Friday, April 26, 2024
Miles from the Mainstream
D. R. ZUKERMAN, proprietor
Random Thoughts…

JANUARY 27, 2004 --

Brief comments on two current movies that have titles beginning with the letter "M" --

Scott Wilson meets up with"Monster" star Charlize Theron. Is this a link-up with" In Cold Blood," the movie based on Truman Capote's non-fiction novel, in
which Wilson and Robert Blake played the bad guys. Bruce Dern is also in "Monster." Some 30 years ago he
had a bigger role in "The Great Gatsby," (Tom Buchanan), the movie that had Scott Wilson playing the killer of Robert Redford (Gatsby)."

It is not clear if the "F" word was spoken a record number of times in "Monster." Sure seemed like the movie broke this record. (And how can Charlize Theron
not get best actress at the Academy Awards?
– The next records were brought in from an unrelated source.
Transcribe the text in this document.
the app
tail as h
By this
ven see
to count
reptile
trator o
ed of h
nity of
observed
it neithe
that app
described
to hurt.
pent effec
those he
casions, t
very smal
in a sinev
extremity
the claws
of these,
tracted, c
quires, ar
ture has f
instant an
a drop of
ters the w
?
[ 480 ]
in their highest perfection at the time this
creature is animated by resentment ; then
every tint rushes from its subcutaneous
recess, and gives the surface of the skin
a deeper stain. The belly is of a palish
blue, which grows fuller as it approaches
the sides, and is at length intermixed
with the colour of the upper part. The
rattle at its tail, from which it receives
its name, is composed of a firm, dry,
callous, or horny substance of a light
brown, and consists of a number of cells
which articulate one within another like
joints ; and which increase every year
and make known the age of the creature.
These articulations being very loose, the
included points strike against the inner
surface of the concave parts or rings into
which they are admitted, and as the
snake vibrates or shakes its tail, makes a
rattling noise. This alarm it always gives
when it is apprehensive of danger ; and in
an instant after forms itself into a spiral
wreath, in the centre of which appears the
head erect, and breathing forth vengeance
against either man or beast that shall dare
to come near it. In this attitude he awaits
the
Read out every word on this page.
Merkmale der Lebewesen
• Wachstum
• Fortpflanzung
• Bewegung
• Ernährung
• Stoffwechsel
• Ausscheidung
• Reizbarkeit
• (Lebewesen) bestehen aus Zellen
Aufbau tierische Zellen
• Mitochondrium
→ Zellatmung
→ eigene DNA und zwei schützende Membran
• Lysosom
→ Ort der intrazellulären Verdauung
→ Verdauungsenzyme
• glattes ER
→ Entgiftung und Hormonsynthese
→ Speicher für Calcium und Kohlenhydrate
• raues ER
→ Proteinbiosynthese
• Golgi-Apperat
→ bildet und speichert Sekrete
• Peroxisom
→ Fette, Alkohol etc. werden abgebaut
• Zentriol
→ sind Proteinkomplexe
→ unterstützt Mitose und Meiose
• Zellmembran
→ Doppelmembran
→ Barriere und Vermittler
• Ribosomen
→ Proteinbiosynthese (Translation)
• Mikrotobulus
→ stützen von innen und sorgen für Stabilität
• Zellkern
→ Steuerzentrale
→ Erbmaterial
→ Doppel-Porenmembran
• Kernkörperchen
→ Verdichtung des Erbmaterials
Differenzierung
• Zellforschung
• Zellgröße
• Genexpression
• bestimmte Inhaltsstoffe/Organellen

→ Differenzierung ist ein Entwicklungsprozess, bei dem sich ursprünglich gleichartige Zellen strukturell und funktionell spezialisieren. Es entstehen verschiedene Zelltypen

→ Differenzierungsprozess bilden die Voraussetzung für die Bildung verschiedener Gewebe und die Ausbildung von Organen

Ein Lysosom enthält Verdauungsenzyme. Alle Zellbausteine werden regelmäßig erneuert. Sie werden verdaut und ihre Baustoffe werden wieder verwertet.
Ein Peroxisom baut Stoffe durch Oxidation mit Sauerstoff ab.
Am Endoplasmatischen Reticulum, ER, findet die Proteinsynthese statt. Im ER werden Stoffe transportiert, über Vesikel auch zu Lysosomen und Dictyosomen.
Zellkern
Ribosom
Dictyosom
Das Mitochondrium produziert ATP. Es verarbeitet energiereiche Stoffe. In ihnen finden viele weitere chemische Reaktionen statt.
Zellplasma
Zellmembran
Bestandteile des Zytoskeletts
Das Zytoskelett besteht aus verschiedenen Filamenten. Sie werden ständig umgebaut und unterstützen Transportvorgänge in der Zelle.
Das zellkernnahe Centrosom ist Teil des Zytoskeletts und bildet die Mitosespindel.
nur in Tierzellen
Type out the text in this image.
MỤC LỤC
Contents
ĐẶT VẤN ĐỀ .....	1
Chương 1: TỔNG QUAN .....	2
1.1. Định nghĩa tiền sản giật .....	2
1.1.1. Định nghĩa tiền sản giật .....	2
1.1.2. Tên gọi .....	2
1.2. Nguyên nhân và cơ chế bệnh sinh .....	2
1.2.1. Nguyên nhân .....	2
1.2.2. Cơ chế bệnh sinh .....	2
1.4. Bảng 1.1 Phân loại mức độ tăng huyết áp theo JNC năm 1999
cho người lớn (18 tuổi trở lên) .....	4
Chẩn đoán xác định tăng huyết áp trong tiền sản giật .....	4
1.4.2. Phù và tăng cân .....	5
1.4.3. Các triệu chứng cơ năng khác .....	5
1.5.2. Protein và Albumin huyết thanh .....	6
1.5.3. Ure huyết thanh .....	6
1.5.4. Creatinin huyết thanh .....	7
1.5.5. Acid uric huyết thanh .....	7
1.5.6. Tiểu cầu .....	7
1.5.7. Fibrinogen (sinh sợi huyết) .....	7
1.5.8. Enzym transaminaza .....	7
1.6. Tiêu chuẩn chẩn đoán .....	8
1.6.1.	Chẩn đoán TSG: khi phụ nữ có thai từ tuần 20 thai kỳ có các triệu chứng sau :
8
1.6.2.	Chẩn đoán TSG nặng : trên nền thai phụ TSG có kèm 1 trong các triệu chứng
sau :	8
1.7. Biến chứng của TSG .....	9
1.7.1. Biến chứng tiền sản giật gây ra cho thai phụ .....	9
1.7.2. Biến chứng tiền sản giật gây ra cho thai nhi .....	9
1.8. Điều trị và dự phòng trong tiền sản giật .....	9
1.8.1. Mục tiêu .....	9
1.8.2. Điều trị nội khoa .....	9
"Mystic River ends with the vigilante apparently getting away with murder. Here, the Clint Eastwood departs from "The Ox-Bow Incident," where the
vigilante leader kills himself on learning that he hanged three innocent men. It is probably reading too much into Hollywood to note that the"Mystic River"
vigilante (Sean Penn) also killed, offscreen, the man who ratted on him for an earlier crime. That is to say, Penn, in this movie, killed someone who named
named, a very serious offense in some Hollywood circles, and, in "Mystic River," clearly a capital offense.

In this movie, Sean Penn plays a variation on the Johnny Friendly gangster/union boss(played by Lee J. Cobb) in "On the Waterfront," Elia Kazan's defense of naming names. And "Mystic River" is, itself, a kind of variation on a theme of "The Ox-Bow Indcident" meets "On the Waterfront."

There is, of course, rough justice in the killing of Tim Robbins by Penn. And nice job Kevin Bacon. How soon a vehicle with Theron and Bacon?

Kazan got his start in theater--the Group Theater, whose first hit was Sidney Kingsley's 1933 play, "Men in White." In Act I, scene 4, Dr. Ferguson says to Dr.
Levine,"Before we let the State control medicine, we'd have to put every politician on the operating table,and cut out his acquisitive instincts." Dr. Levine laughs and replies,"That, I'm afraid, would be a major operation." How neat it would be to have this comment presented to the Democratic presidential field as a test of their "acquisitive instincts."

Wisdom of the Federalist Papers, From No. 48, attributed to Madison:

"It will not be denied that power is of an
encroaching nature and that it ought to be effectually restrained from passing the limits assigned to it." (This was written about one hundred years before Lord
Acton warned that power corrupts, and absolute power corrupts absolutely.)